13 Et egressus sum per portam vallis nocte, et ante fontem draconis, et ad portam stercoris, et considerabam murum Ierusalem dissipatum, et portas eius consumptas igni.
In de nacht ging ik door de Dalpoort naar buiten, en trok in de richting van de Drakenbron naar de Aspoort; intussen onderzocht ik Jerusalems muren, die in puin lagen, en zijn poorten, die door het vuur waren verteerd.
14 Et transivi ad portam fontis, et ad aquaeductum regis, et non erat locus iumento, cui sedebam, ut transiret.
Vandaar ging ik verder naar de Bronpoort en de Koningsvijver; maar hier was geen ruimte meer voor het dier, dat ik bereed, om er doorheen te komen.
15 Et ascendi per torrentem nocte, et considerabam murum, et reversus veni ad portam vallis, et redii.
Door het dal ging ik dus opwaarts in de nacht, telkens de muur onderzoekend. Daarna sloeg ik af, en keerde door de Dalpoort terug naar huis.
16 Magistratus autem nesciebant quo abiissem, aut quid ego facerem: sed et Iudaeis et sacerdotibus, et optimatibus, et magistratibus, et reliquis qui faciebant opus, usque ad id loci nihil indicaveram.
Zelfs de voormannen wisten niet, waar ik heen was gegaan en wat ik beoogde; want ik had er aan Joden noch priesters, aan edelen noch regenten, noch aan de overigen, die het werk moesten doen, tot nu toe iets van gezegd.

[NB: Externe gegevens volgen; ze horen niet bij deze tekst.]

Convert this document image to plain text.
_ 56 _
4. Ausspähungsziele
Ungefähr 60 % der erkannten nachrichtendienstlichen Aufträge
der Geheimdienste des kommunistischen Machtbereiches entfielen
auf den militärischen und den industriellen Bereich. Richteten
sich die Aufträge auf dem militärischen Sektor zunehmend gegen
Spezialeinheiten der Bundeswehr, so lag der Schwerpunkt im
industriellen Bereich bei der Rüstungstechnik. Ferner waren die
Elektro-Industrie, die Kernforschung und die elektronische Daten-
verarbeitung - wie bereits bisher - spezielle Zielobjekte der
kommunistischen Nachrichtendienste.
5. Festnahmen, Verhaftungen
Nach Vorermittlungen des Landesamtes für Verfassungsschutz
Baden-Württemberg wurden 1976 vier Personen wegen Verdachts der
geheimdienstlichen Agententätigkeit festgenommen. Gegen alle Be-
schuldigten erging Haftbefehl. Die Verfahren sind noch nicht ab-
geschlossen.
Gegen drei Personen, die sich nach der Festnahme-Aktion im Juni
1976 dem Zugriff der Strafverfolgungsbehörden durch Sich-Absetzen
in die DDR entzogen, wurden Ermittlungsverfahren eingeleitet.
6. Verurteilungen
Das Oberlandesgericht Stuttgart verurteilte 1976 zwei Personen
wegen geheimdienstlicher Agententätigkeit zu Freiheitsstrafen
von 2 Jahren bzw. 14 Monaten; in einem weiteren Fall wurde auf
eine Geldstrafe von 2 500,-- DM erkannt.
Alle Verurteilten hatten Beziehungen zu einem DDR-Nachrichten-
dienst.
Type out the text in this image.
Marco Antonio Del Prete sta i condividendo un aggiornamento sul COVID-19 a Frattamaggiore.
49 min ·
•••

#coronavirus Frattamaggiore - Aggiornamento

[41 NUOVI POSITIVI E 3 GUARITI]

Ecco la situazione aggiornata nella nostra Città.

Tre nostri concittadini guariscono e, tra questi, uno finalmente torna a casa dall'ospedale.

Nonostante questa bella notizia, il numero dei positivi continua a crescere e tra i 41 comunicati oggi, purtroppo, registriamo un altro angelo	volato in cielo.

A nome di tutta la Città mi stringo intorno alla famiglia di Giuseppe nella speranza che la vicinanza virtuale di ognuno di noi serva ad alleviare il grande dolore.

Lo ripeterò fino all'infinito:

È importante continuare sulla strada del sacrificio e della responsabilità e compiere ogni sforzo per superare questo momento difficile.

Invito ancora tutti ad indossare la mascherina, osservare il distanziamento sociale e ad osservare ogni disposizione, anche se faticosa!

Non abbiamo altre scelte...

17 Et dixi eis: Vos nostis afflictionem in qua sumus; quia Ierusalem deserta est, et portae eius consumptae sunt igni: venite, et aedificemus muros Ierusalem, et non simus ultra opprobrium.
Maar nu sprak ik tot hen: Gij ziet de ellende, waarin wij verkeren; hoe Jerusalem in puinen ligt, en zijn poorten door het vuur zijn verteerd. Komt, laat ons Jerusalems muren herbouwen, en niet langer meer worden bespot.
18 Et indicavi eis manum Dei mei, quod esset bona mecum, et verba regis, quae locutus esset mihi, et aio: Surgamus, et aedificemus. Et confortatae sunt manus eorum in bono.
En ik vertelde hun, hoe de hand van God vol goedheid op mij had gerust, en wat de koning mij had gezegd. Ze gaven ten antwoord: We willen beginnen te bouwen! En vol moed sloegen ze de hand aan het heerlijke werk.
19 Audierunt autem Sanaballat Horonites, et Tobias servus Ammanites, et Gosem Arabs, et subsannaverunt nos, et despexerunt, dixeruntque: Quae est haec res, quam facitis? numquid contra regem vos rebellatis?
Toen Sanbállat, de Choroniet, Tobi-ja, de ammonietische slaaf, en Gésjem, de Arabier, het hoorden, lachten ze ons uit, en bespotten ons. En ze zeiden: Wat moet dat betekenen; maakt ge soms opstand tegen den koning?
20 Et reddidi eis sermonem, dixique ad eos: Deus caeli ipse nos iuvat, et nos servi eius sumus: surgamus et aedificemus: vobis autem non est pars, et iustitia, et memoria in Ierusalem.
Maar ik stond hun te woord, en sprak tot hen: De God des hemels zal ons doen slagen; wij, zijn dienaars, beginnen de bouw. Maar gij hebt in Jerusalem geen deel en geen recht, zelfs geen naam!